Последняя фраза прозвучала хуже угрозы. Солдаты вывели меня через переднюю. Марья стояла возле кухни, прижимая к груди край передника. В дверях комнаты показался бледный Берестов, которому хватило упрямства подняться после камнесечения. Лебедев рявкнул на него и заставил лечь, сохранив этим хоть какое-то подобие обычного порядка.

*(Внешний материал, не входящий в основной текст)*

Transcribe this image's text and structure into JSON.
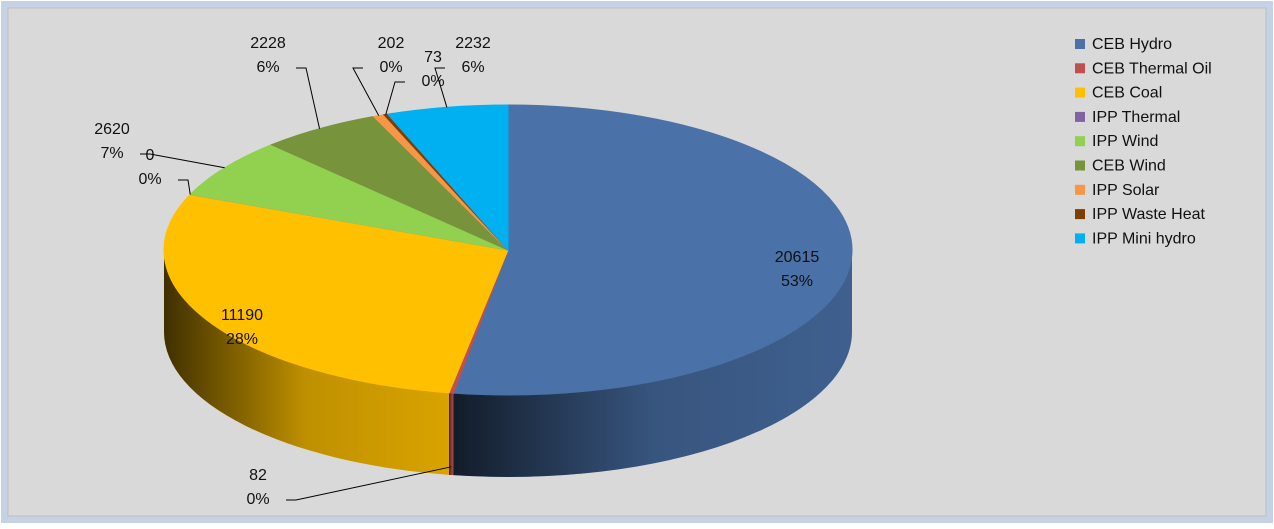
{
  "chart_data": {
    "type": "pie3d",
    "categories": [
      "CEB Hydro",
      "CEB Thermal Oil",
      "CEB Coal",
      "IPP Thermal",
      "IPP Wind",
      "CEB Wind",
      "IPP Solar",
      "IPP Waste Heat",
      "IPP Mini hydro"
    ],
    "values": [
      20615,
      82,
      11190,
      0,
      2620,
      2228,
      202,
      73,
      2232
    ],
    "percent_labels": [
      "53%",
      "0%",
      "28%",
      "0%",
      "7%",
      "6%",
      "0%",
      "0%",
      "6%"
    ],
    "colors": [
      "#4a71a8",
      "#c0504d",
      "#ffc000",
      "#8064a2",
      "#92d050",
      "#77933c",
      "#f79646",
      "#7f3f00",
      "#00b0f0"
    ],
    "legend": "right"
  }
}
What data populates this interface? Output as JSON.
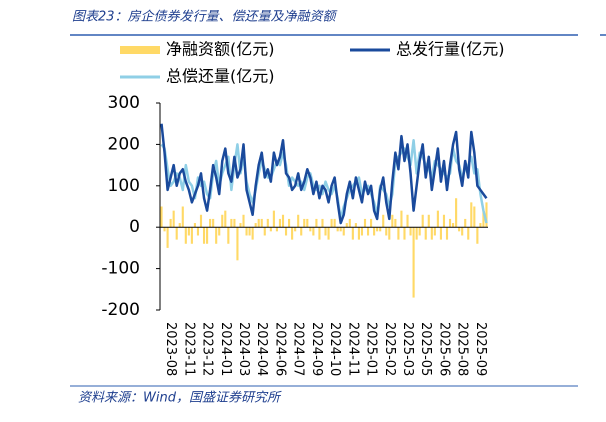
{
  "chart_data": {
    "type": "bar-line",
    "title": "图表23：房企债券发行量、偿还量及净融资额",
    "source": "资料来源：Wind，国盛证券研究所",
    "categories": [
      null,
      null,
      null,
      "2023-08",
      null,
      null,
      null,
      null,
      null,
      "2023-11",
      null,
      null,
      null,
      null,
      null,
      "2023-12",
      null,
      null,
      null,
      null,
      null,
      "2024-01",
      null,
      null,
      null,
      null,
      null,
      "2024-03",
      null,
      null,
      null,
      null,
      null,
      "2024-04",
      null,
      null,
      null,
      null,
      null,
      "2024-06",
      null,
      null,
      null,
      null,
      null,
      "2024-07",
      null,
      null,
      null,
      null,
      null,
      "2024-09",
      null,
      null,
      null,
      null,
      null,
      "2024-10",
      null,
      null,
      null,
      null,
      null,
      "2024-11",
      null,
      null,
      null,
      null,
      null,
      "2025-01",
      null,
      null,
      null,
      null,
      null,
      "2025-02",
      null,
      null,
      null,
      null,
      null,
      "2025-03",
      null,
      null,
      null,
      null,
      null,
      "2025-05",
      null,
      null,
      null,
      null,
      null,
      "2025-06",
      null,
      null,
      null,
      null,
      null,
      "2025-08",
      null,
      null,
      null,
      null,
      null,
      "2025-09",
      null,
      null
    ],
    "series": [
      {
        "name": "净融资额(亿元)",
        "color": "#ffd966",
        "kind": "bar",
        "values": [
          50,
          -10,
          -50,
          20,
          40,
          -30,
          10,
          50,
          -40,
          -20,
          -40,
          10,
          -20,
          30,
          -40,
          -40,
          20,
          20,
          -40,
          -20,
          30,
          40,
          -40,
          20,
          20,
          -80,
          10,
          30,
          -20,
          -20,
          -30,
          10,
          20,
          20,
          -20,
          20,
          -10,
          40,
          -10,
          20,
          30,
          -20,
          20,
          -30,
          -10,
          30,
          -20,
          20,
          20,
          -10,
          -20,
          20,
          -30,
          20,
          -20,
          -30,
          20,
          20,
          -10,
          -10,
          -20,
          10,
          20,
          -30,
          10,
          -30,
          -20,
          20,
          -20,
          20,
          -20,
          -10,
          -10,
          30,
          -20,
          -30,
          30,
          20,
          -30,
          40,
          -30,
          30,
          -20,
          -170,
          -30,
          -20,
          30,
          -30,
          30,
          -30,
          -20,
          40,
          -30,
          30,
          -30,
          20,
          10,
          70,
          -10,
          -20,
          20,
          -30,
          60,
          50,
          -40,
          10,
          40,
          60
        ]
      },
      {
        "name": "总发行量(亿元)",
        "color": "#1a4a9c",
        "kind": "line",
        "values": [
          250,
          180,
          90,
          120,
          150,
          100,
          130,
          140,
          110,
          90,
          60,
          80,
          100,
          130,
          70,
          40,
          90,
          150,
          120,
          80,
          160,
          190,
          130,
          110,
          170,
          120,
          140,
          200,
          90,
          60,
          30,
          100,
          150,
          180,
          120,
          140,
          110,
          180,
          150,
          170,
          210,
          130,
          120,
          90,
          100,
          130,
          90,
          110,
          140,
          120,
          80,
          110,
          70,
          100,
          90,
          60,
          100,
          120,
          60,
          10,
          30,
          80,
          110,
          70,
          120,
          90,
          60,
          110,
          80,
          100,
          40,
          20,
          90,
          120,
          60,
          20,
          110,
          180,
          140,
          220,
          160,
          200,
          130,
          40,
          100,
          160,
          200,
          120,
          170,
          90,
          140,
          190,
          110,
          160,
          90,
          150,
          200,
          230,
          140,
          100,
          160,
          120,
          230,
          180,
          100,
          90,
          80,
          70
        ]
      },
      {
        "name": "总偿还量(亿元)",
        "color": "#8fcfe6",
        "kind": "line",
        "values": [
          200,
          190,
          140,
          100,
          110,
          130,
          120,
          90,
          150,
          110,
          100,
          70,
          120,
          100,
          110,
          80,
          70,
          130,
          160,
          100,
          130,
          150,
          170,
          90,
          150,
          200,
          130,
          170,
          110,
          80,
          60,
          90,
          130,
          160,
          140,
          120,
          120,
          140,
          160,
          150,
          180,
          150,
          100,
          120,
          110,
          100,
          110,
          90,
          120,
          130,
          100,
          90,
          100,
          80,
          110,
          90,
          80,
          100,
          70,
          20,
          50,
          70,
          90,
          100,
          110,
          120,
          80,
          90,
          100,
          80,
          60,
          30,
          100,
          90,
          80,
          50,
          80,
          160,
          170,
          180,
          190,
          170,
          150,
          210,
          130,
          180,
          170,
          150,
          140,
          120,
          160,
          150,
          140,
          130,
          120,
          130,
          190,
          160,
          150,
          120,
          140,
          150,
          170,
          130,
          140,
          80,
          40,
          10
        ]
      }
    ],
    "ylim": [
      -200,
      300
    ],
    "yticks": [
      -200,
      -100,
      0,
      100,
      200,
      300
    ]
  }
}
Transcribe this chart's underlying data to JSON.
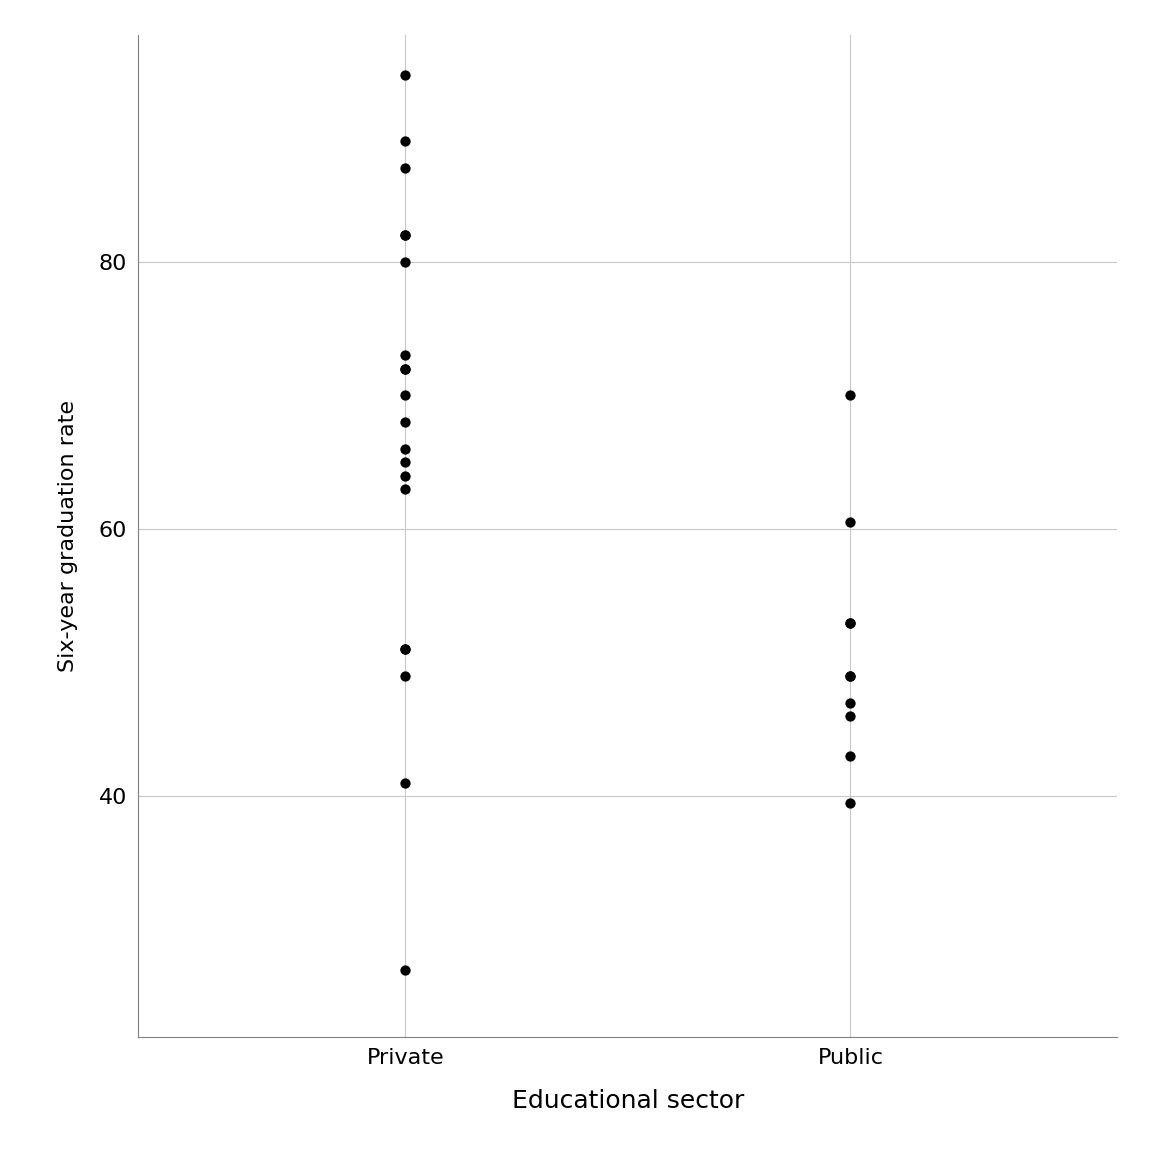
{
  "private_y": [
    94,
    89,
    87,
    82,
    82,
    80,
    73,
    72,
    72,
    70,
    68,
    66,
    65,
    64,
    63,
    51,
    51,
    49,
    41,
    27
  ],
  "public_y": [
    70,
    60.5,
    53,
    53,
    49,
    49,
    47,
    46,
    43,
    39.5
  ],
  "categories": [
    "Private",
    "Public"
  ],
  "xlabel": "Educational sector",
  "ylabel": "Six-year graduation rate",
  "xlim": [
    0.4,
    2.6
  ],
  "ylim": [
    22,
    97
  ],
  "yticks": [
    40,
    60,
    80
  ],
  "bg_color": "#ffffff",
  "panel_bg": "#ffffff",
  "grid_color": "#c8c8c8",
  "dot_color": "#000000",
  "dot_size": 55,
  "xlabel_fontsize": 18,
  "ylabel_fontsize": 16,
  "tick_fontsize": 16,
  "spine_color": "#808080"
}
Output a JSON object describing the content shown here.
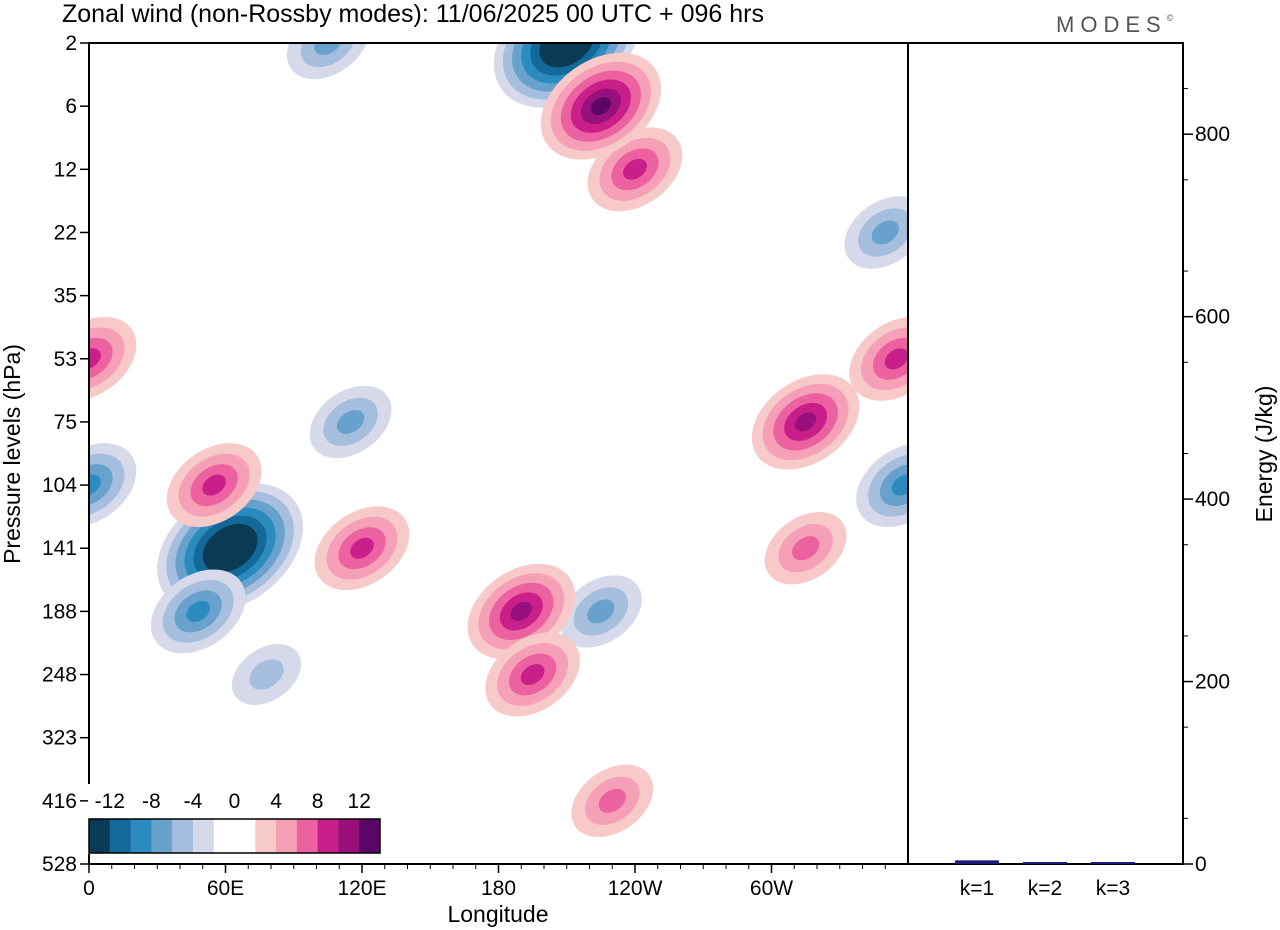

Во дворе ждала закрытая карета. Чёрные стенки не имели гербов, окна закрывали деревянные ставни. Один солдат забрался внутрь первым, второй подтолкнул меня к ступеньке и сел с другой стороны. Колени упёрлись в чужие шинели, плечи зажали с двух сторон.
Дверца закрылась, снаружи повернулся ключ. Воздух пах мокрой шерстью, кожей и ружейным маслом. Узкая щель над ставней пропускала серую полоску света, по которой нельзя было определить даже сторону движения.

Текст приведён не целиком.